Switching from/to an ARM

This is less common than the other situations on this list, but it does come up on occasion.

Choosing to do an adjustable rate mortgage (ARM) should really come down to how long you intend to live-in/keep the home. Many people decide to do an ARM because they don’t believe they will keep the home longer than the term on the ARM. Accepting an ARM almost always comes with a rate that is lower than the prevailing 30 year fixed rate. The reason for the lower rate is that the lender is guaranteeing the rate for a shorter period of time. After the initial fixed rate period the terms are historically worse than the prevailing 30 year fixed rate market.

If you had an adjustable rate mortgage in the last 5 years and it is currently in the adjustable period, chances are that your current effective rate is very low. That is great for now, but if your intentions are to be in your home for the next 10 years, getting the adjustable rate locked into a fixed rate with a predictable payment might be something you want to do.

Choosing to refinance from an ARM to a fixed rate will often increase the monthly payment, but what is gained in this situation is a predictable monthly mortgage payment.

Choosing to refinance from fixed rate to an ARM should decrease the monthly payment and interest, but what is lost is the predictability of the mortgage payment over the full term of the loan. If your intentions are to keep your home for only 5-7 years, this could make more sense for your situation than a traditional fixed rate loan.

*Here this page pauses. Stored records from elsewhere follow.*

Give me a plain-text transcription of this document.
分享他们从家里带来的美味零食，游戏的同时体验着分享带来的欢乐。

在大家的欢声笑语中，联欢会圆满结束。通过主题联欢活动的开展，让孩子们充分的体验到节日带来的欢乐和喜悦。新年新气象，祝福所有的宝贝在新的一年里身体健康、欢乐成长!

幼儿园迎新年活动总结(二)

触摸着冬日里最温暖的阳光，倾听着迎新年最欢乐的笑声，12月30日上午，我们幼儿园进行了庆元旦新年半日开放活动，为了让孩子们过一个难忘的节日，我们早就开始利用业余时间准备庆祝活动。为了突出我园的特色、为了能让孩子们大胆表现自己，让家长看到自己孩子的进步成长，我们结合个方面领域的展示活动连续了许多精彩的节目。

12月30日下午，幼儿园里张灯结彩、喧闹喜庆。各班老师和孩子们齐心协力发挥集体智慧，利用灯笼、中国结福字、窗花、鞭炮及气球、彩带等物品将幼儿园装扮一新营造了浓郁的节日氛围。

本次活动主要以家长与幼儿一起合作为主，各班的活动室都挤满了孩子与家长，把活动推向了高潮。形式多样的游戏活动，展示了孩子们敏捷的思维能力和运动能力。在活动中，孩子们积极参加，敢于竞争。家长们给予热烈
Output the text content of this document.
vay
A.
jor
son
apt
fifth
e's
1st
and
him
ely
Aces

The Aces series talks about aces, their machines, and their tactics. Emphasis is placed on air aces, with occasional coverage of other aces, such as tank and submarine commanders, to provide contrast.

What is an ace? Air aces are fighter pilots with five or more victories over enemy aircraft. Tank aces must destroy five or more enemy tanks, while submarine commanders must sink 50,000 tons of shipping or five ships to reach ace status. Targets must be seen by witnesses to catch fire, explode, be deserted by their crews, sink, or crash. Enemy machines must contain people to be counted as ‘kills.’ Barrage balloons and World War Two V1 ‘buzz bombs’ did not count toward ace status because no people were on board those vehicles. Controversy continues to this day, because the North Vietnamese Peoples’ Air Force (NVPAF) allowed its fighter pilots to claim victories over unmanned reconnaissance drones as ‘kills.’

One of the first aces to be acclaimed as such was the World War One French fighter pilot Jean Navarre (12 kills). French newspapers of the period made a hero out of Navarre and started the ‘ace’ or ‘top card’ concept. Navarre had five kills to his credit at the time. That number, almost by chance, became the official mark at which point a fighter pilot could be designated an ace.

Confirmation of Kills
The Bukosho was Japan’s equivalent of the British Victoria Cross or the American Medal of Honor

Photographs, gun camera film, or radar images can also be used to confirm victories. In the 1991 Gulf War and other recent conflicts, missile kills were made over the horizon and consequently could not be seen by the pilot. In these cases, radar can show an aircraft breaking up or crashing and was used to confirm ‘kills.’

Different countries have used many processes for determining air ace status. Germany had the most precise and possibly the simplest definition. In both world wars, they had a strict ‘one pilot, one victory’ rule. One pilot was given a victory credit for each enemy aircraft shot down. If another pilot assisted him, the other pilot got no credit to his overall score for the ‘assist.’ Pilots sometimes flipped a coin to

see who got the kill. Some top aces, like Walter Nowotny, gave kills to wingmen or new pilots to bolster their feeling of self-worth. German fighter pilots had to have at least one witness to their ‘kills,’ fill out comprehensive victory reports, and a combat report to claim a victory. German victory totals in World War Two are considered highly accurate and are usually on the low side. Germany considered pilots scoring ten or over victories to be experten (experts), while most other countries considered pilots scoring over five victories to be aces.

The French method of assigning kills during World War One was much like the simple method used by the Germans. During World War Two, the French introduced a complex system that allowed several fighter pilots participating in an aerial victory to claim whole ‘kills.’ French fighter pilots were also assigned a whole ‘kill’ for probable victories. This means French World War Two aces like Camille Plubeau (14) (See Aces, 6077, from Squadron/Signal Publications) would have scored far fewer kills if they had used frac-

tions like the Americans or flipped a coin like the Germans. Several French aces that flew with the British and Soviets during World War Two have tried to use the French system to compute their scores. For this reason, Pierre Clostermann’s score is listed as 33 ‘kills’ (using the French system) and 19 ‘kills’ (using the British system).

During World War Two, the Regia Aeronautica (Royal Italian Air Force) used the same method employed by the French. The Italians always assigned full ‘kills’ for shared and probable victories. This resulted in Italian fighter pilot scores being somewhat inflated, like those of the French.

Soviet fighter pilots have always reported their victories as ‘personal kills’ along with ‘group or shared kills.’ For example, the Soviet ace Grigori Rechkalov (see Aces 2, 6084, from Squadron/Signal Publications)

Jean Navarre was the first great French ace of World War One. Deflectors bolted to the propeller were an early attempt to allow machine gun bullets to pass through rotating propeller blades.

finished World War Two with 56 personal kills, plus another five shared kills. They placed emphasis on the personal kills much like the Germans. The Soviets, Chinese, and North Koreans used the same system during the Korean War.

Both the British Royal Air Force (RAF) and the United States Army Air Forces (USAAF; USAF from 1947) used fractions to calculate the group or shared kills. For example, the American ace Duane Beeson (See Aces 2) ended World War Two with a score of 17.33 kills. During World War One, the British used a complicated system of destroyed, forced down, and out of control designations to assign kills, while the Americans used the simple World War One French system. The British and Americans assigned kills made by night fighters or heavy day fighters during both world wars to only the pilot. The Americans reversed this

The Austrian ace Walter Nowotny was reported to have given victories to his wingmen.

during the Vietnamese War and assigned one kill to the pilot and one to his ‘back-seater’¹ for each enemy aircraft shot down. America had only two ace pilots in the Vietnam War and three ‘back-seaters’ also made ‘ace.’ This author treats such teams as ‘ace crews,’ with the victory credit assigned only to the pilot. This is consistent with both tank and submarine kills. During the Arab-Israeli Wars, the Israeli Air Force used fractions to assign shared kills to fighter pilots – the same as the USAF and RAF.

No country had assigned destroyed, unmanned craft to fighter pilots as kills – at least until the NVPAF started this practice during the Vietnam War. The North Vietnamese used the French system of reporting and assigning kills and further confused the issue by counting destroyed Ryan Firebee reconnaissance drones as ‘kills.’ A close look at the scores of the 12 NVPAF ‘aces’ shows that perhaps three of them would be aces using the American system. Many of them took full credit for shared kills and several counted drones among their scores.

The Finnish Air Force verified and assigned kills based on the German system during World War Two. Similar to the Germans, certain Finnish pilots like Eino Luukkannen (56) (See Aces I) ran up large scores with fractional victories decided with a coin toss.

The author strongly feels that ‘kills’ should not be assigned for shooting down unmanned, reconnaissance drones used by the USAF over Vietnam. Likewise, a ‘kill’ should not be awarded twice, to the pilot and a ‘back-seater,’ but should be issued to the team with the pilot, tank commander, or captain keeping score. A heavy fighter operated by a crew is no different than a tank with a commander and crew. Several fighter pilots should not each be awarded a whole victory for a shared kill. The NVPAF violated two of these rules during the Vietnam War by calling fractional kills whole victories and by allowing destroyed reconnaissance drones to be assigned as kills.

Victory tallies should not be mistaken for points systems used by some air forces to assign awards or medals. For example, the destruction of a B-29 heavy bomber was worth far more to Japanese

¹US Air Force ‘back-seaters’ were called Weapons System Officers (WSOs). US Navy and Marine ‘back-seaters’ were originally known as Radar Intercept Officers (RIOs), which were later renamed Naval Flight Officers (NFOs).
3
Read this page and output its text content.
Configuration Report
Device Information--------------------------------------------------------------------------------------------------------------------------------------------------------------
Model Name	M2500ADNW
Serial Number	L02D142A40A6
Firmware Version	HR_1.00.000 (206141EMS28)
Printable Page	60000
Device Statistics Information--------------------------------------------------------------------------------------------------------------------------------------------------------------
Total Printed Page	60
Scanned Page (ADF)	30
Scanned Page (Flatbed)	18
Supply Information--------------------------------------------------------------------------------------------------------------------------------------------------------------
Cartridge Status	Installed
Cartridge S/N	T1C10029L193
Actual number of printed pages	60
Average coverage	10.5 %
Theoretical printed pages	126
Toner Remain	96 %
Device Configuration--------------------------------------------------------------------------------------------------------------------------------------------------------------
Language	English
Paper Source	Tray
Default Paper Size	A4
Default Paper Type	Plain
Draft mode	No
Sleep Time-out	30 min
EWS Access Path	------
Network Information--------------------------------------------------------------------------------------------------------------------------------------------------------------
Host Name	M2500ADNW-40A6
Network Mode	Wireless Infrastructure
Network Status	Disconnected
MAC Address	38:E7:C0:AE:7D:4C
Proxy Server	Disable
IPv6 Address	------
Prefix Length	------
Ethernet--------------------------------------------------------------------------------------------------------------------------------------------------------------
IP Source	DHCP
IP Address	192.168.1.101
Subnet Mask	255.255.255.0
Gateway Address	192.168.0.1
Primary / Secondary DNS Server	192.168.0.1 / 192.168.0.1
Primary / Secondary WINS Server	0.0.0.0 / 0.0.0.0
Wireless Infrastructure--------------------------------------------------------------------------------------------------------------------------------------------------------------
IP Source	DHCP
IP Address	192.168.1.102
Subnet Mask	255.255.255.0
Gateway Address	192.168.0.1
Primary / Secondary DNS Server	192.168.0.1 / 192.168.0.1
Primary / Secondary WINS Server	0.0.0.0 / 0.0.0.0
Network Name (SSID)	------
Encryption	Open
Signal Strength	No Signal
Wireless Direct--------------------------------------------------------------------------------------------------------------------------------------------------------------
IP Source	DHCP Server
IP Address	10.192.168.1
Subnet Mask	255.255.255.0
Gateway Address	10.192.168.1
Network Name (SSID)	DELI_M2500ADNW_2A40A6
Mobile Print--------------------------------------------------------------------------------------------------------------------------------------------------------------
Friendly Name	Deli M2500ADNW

Whenever we talk to our customers about refinancing their home loan, one of the most important concerns to address is the cost to refinance. In a refinance scenario, the cost of the refinance is as important as the interest rate. There are many lenders operating in the market that will tell you that the option they are presenting to you is a “no cost” or “low cost” refinance. For the consumer, you have to determine whether they are talking about “out of pocket cost” or actual loan fees. The best way to determine this is to get a written estimate of all costs.